Plain messages are often more “passive”. Their message contents are usually less of a request by itself, but more information of the environment, where the genserver itself decides on how to react to. Think cruise control in a car. A message from a sensor with a measured distance is not a request to slow down, but the system using the measurement might decide to slow down the car based on said information.

Those are not hard rules though.

So you defend that in this code:

# Worker Process runs this code. Worker does not know what Client is (is it a GenServer or something else?)
  # It also does not know if it is alive. It shouldn't know either. 
  @impl GenServer
  def handle_cast({:do_something_cool, greeting, from_pid}, state) do
    
    Process.sleep(10_000) # this simulates a very long operation
    send(from_pid, "#{greeting} World!")

    {:noreply, state}
  end

I replace send with a GenServer.cast.

  • What if the other process is not a GenServer at all?
  • How can I know that in advance?
  • Won’t the whole thing crash if I expect it to be a GenServer but the client is not?

That’s not what I was proposing. The answer to a request is not a request as well. Also as you noted you don’t know who the caller is. But I support the idea of :do_something_cool being a request and therefore cast being used to send it to the GenServer.

I apologize for not being clear. I absolutely 100% agree with you on this point.
The post in general and question were referring to:

# Worker Process runs this code. Worker does not know what Client is (is it a GenServer or something else?)
  # It also does not know if it is alive. It shouldn't know either. 
  @impl GenServer
  def handle_cast({:do_something_cool, greeting, from_pid}, state) do
    
    Process.sleep(10_000) # this simulates a very long operation
    send(from_pid, "#{greeting} World!")

    {:noreply, state}
  end

As in:

  • Should I replace send(from_pid, "#{greeting} World!") with a GenServer.cast?
  • Would it be a good practice to force my client to be a GenServer?

I truly thank you for all your patience, and again I apologize for not being clearer before.

No sir.

3 Likes

If you have only cast and no call whatsoever for this genserver, and you have no need for resource cleanup in an orderly shutdown, then you are fine.

1 Like

I think you should be using a call here. The GenServer can launch a Task that ultimately uses GenServer.reply to send the response back to the original caller.

4 Likes

I support that idea but if I remember correctly that is to offload long work from a liveview process in order to not block the view, so just send would be the better choice.

The other way would be to just spawn a task from the liveview process and have no genserver at all.

But that’s off topic I guess.

I think if you can send a call (which is almost always) you should send a call, even if it only sends back :ok. If the GenServer is overloaded with things to do, it’s annoying clients that are making too many requests that get shutdown. This ‘fixes’ the root cause automatically. Versus if you have casts and (from the clients perspective) silently lose your target server because it’s message queue has blown up beyond it’s capacity. This causes a ‘greater service outage’ which imo is harder to debug and doesn’t ‘potentially fix’ your root cause.
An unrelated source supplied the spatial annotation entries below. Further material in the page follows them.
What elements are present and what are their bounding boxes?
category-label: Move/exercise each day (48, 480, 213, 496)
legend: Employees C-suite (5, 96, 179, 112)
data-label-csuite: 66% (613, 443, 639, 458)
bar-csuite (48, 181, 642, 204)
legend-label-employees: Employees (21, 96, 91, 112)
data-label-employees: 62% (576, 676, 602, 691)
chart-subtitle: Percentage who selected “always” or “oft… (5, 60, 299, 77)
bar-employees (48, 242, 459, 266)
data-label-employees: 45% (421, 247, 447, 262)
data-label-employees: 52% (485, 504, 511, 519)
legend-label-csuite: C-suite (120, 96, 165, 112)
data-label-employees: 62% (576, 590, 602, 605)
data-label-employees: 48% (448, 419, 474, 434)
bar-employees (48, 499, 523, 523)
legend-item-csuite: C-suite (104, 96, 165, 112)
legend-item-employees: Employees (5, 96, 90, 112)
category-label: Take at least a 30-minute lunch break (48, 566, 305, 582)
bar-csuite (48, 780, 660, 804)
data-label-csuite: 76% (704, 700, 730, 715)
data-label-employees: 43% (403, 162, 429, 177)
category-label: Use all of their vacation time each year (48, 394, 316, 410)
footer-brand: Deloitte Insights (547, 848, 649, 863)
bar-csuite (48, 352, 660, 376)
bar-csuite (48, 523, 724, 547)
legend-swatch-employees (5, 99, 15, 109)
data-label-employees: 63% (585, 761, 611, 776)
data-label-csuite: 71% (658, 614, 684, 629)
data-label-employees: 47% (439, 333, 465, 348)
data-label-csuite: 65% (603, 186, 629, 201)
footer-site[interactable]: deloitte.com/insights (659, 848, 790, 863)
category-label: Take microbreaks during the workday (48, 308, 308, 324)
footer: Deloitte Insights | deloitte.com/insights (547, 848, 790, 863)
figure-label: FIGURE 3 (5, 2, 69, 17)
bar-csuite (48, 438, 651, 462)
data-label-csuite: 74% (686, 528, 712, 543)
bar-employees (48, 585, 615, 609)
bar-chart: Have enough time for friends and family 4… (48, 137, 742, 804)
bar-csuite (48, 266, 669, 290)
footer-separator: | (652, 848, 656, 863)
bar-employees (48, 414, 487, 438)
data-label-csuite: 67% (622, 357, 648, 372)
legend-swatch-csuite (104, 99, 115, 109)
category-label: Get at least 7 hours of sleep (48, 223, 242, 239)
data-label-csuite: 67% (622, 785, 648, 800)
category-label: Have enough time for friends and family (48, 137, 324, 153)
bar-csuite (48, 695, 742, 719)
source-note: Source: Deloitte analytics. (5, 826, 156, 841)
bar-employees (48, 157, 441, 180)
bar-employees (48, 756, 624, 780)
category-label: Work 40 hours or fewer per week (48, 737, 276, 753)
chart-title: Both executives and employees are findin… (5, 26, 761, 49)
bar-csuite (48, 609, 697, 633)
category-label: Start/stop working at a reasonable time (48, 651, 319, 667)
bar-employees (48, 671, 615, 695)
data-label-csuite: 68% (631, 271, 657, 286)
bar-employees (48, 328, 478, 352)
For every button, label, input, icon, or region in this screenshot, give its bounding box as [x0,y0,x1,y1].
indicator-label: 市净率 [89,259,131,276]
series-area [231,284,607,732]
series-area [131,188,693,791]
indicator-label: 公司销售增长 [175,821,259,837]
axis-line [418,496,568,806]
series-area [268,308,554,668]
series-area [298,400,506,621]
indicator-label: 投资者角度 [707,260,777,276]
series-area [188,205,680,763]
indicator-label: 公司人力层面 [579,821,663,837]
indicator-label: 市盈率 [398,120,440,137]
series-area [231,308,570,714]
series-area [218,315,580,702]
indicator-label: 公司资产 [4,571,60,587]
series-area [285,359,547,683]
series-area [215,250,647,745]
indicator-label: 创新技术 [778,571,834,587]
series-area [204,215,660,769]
When the server comes back in the supervision tree, you could be in a situation where will just get overwhelmed by the same annoying clients that are still alive and have simply repointed themselves to the new incarnation of the server.

Nothing is guaranteed, of course if you have some very effective restart logic and a resource bottleneck that limits you more than you need for your service as a whole, you will still get screwed.

Default to call. If you know what you’re doing, use cast. (almost) never use send.